Kapitel 15.2 - Annika

Ich seufzte. Jetzt war ich also an der Reihe und wusste aufgrund all der Dinge, die ich sagen wollte, nicht wo ich anfangen sollte. Schließlich entschied ich mich da weiterzumachen, wo ich angefangen hatte. „Wie lange läuft das schon?"

„Das spielt keine Rolle", wischte er meine Frage beiseite und richtete sich auf. Ich sah ihm dabei zu, wie er vor meinen Augen seine Fassade, diese unüberwindbare Mauer, wieder errichtete. Seine nächsten Worte waren wohl der beste Beweis dafür: „Was machst du eigentlich hier?!" Du hast hier nichts zu suchen. Er sagte den letzten Teil nicht, aber ich hörte den Vorwurf zwischen den Zeilen und lachte bitter auf.

„Willst du mir gerade ernsthaft die Schuld, für diese Misere in die Schuhe schieben?" Fassungslos sah ich zu ihn. Die Ungläubigkeit ließ mich lauter und die Tonlage am Ende meiner Frage höher werden, als auch mich nun in der Küche aufbaute und unbewusst mit dem Gestikulieren begann.

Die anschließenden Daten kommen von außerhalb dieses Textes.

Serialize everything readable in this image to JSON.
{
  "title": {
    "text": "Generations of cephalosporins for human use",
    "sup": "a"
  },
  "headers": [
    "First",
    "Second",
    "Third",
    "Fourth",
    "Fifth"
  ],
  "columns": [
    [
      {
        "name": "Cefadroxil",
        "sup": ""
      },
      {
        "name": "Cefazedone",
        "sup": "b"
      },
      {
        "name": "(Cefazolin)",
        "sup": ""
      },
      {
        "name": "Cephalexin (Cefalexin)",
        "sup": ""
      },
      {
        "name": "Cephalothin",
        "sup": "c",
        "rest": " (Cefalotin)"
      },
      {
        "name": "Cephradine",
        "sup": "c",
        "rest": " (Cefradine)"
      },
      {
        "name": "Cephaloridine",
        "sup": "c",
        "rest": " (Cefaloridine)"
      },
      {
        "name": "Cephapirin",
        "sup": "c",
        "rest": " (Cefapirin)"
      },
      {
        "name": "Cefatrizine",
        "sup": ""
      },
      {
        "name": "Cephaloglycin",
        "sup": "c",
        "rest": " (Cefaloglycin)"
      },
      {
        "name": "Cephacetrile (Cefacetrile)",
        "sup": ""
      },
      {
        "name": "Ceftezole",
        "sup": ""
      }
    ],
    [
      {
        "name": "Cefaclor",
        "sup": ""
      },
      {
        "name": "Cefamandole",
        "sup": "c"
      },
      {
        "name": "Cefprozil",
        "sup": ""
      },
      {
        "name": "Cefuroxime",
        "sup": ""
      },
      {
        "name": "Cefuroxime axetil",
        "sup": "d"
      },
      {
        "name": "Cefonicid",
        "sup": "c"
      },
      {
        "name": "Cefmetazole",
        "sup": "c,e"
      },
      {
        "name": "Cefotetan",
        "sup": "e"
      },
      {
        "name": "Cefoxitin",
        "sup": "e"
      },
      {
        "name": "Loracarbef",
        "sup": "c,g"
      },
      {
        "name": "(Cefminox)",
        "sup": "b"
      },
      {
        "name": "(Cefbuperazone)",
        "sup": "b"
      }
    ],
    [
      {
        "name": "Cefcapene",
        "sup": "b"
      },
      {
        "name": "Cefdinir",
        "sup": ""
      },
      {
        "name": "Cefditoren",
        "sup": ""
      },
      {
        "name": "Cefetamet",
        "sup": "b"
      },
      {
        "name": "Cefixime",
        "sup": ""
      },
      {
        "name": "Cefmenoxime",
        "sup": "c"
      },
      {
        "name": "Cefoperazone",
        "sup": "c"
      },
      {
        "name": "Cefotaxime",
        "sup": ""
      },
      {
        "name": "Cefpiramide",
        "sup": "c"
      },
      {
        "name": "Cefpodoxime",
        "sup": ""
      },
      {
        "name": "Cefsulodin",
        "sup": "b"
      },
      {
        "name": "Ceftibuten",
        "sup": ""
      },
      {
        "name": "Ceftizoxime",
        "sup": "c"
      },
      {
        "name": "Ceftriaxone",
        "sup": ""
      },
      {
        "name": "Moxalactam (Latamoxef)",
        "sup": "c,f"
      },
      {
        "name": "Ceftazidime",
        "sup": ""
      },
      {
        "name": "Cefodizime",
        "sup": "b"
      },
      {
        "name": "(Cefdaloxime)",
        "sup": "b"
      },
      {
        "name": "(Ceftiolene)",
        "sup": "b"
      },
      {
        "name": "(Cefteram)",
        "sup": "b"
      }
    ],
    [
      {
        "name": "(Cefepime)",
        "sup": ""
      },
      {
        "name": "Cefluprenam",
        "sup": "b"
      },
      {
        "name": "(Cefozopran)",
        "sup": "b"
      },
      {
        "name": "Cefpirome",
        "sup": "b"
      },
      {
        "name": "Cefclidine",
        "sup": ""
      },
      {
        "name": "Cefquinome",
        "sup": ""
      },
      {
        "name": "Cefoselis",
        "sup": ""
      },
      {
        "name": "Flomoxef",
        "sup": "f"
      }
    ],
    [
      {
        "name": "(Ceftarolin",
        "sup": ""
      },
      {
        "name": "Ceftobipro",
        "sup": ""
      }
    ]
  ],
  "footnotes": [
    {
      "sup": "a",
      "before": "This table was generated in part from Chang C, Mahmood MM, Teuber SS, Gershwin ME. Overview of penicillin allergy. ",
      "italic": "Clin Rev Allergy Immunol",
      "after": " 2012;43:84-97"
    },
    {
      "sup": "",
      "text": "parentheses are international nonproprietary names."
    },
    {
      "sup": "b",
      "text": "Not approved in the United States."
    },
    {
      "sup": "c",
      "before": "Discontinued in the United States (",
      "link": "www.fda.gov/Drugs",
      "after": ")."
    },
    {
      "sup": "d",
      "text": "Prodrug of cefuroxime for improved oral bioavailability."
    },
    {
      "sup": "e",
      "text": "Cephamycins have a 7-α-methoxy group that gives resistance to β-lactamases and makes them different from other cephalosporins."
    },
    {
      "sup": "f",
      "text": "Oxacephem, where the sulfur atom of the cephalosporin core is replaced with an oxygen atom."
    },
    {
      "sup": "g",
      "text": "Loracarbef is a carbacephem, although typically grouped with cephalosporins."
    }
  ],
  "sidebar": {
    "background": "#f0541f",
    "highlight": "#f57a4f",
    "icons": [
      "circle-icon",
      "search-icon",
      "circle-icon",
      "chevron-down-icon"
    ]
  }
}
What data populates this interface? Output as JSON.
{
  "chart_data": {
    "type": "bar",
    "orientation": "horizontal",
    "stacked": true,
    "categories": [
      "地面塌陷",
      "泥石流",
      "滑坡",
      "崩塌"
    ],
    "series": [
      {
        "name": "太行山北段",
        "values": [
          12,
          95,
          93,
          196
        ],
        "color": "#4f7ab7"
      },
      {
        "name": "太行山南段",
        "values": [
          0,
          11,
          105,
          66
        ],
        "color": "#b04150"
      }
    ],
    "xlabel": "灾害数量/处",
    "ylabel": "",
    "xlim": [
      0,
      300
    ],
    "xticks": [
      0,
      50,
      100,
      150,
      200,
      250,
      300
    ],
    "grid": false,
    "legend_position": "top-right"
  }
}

„Ja, es lief doch alles super. Du warst happy in deiner Kleinstadtidylle, Sarah wusste sogar von dir und es hat ihr nichts ausgemacht und ich war auch zufrieden. Es lief für alle perfekt, warum musst du es mit deinem Eifersuchtsdrama kaputt machen?" Wütend ballte er die Hände zu Fäusten und kam in einer drohenden Haltung auf mich zu. Davon ließ ich mich nicht einschüchtern. Ich kannte ihn lang genug und besonders in den letzten Jahren hatten wir uns öfters gestritten. Lukas war der Typ, der einen allein mit seiner körperlichen Überlegenheit zu dominieren versuchte. Vergriffen hatte er sich dabei allerdings noch nie.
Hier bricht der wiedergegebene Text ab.